The great thing about our modern age is that the restriction of location is eliminated by the means of technology (we even have our own online community that connects us over great distances!) That leaves the requirement of common characteristics. The characteristic that runs through each and every member of our community is simply this: an empathic heart. Simple in concept, but absolutely critical for the function of our community.
“We are Shaolin. We walk our path, a noble path. We belong to all and are restricted by none.”

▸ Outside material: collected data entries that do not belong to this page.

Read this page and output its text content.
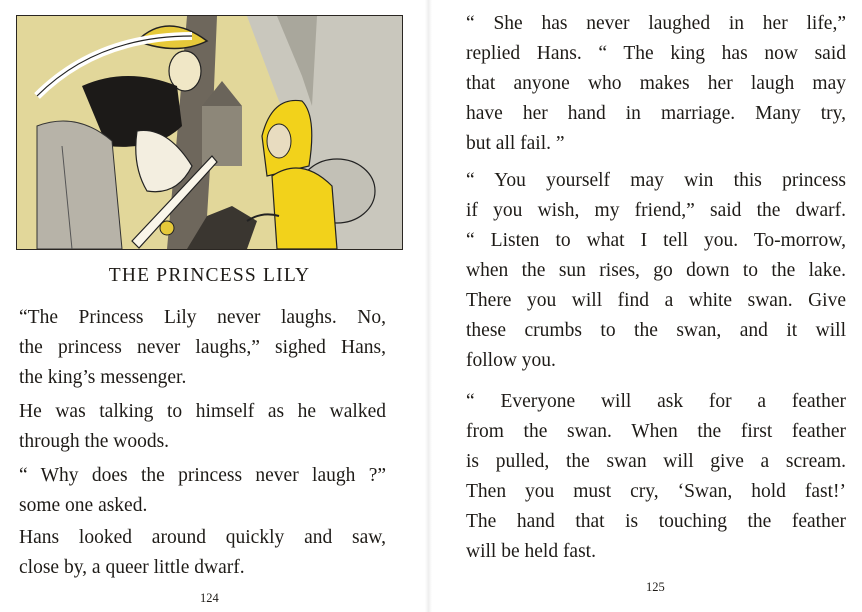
THE PRINCESS LILY

“The Princess Lily never laughs. No,
the princess never laughs,” sighed Hans,
the king’s messenger.

He was talking to himself as he walked
through the woods.

“ Why does the princess never laugh ?”
some one asked.

Hans looked around quickly and saw,
close by, a queer little dwarf.

124

“ She has never laughed in her life,”
replied Hans. “ The king has now said
that anyone who makes her laugh may
have her hand in marriage. Many try,
but all fail. ”

“ You yourself may win this princess
if you wish, my friend,” said the dwarf.
“ Listen to what I tell you. To-morrow,
when the sun rises, go down to the lake.
There you will find a white swan. Give
these crumbs to the swan, and it will
follow you.

“ Everyone will ask for a feather
from the swan. When the first feather
is pulled, the swan will give a scream.
Then you must cry, ‘Swan, hold fast!’
The hand that is touching the feather
will be held fast.

125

The “all” that we are looking for are the kind and gentle souls, the compassionate beings, the open-minded and the humble. Regardless of race, creed, religion, gender, identity, preference, age, color, or citizenship. We are looking for these individuals to join our community. To help and uplift humanity. To be blessed, and be a blessing.
Si Bok Matthew Ruhl
he/himSi Bok Matthew Ruhl began his journey at the age of 12, when he was enrolled in the Peaceful Warriors program at the Tucson school. Originally from Long Island, NY, Matthew found himself struggling with the change when his family moved to Arizona in 1998. At the height of his difficulty with bullying and self confidence he was introduced to Si Gong Robert Firestine, and a lifetime relationship as student and friend began. He started assistant teaching alongside Si Gong Robert Firestine at the age of fifteen, and eventually as he came of age began teaching his own adult level class. Si Bok Matthew is now a sixth-degree black belt and has spent his career teaching, both in public schools and in our Shaolin community, to share his passion for the arts. In 2018 he and Si Mo Shannon were married and made the move to the Portland area to start their own branch of the school they love so much.
Si Mo Shannon Ruhl
she/herSi Mo Shannon Ruhl grew up in a small family with little community. When she moved to Tucson, AZ in 2014, she had recently been through a traumatizing relationship and sought an art that would teach her how to defend herself. Luckily, right next door to the yoga studio she was attending was a large red sign reading “Girl Power”. Signing on to take classes, she expected to learn how to kick and punch, but ended up learning so much more. She found that Kung Fu challenged her mind, as well as her body, and had to work through the emotional roadblocks that kept her from living her life to its full potential. She learned that loving yourself, and believing you are worth the effort is the key to growth and happiness. Now, years later, she hopes to help bring this community and all of its love to the Portland area, and hopefully, teach others how to love themselves as well.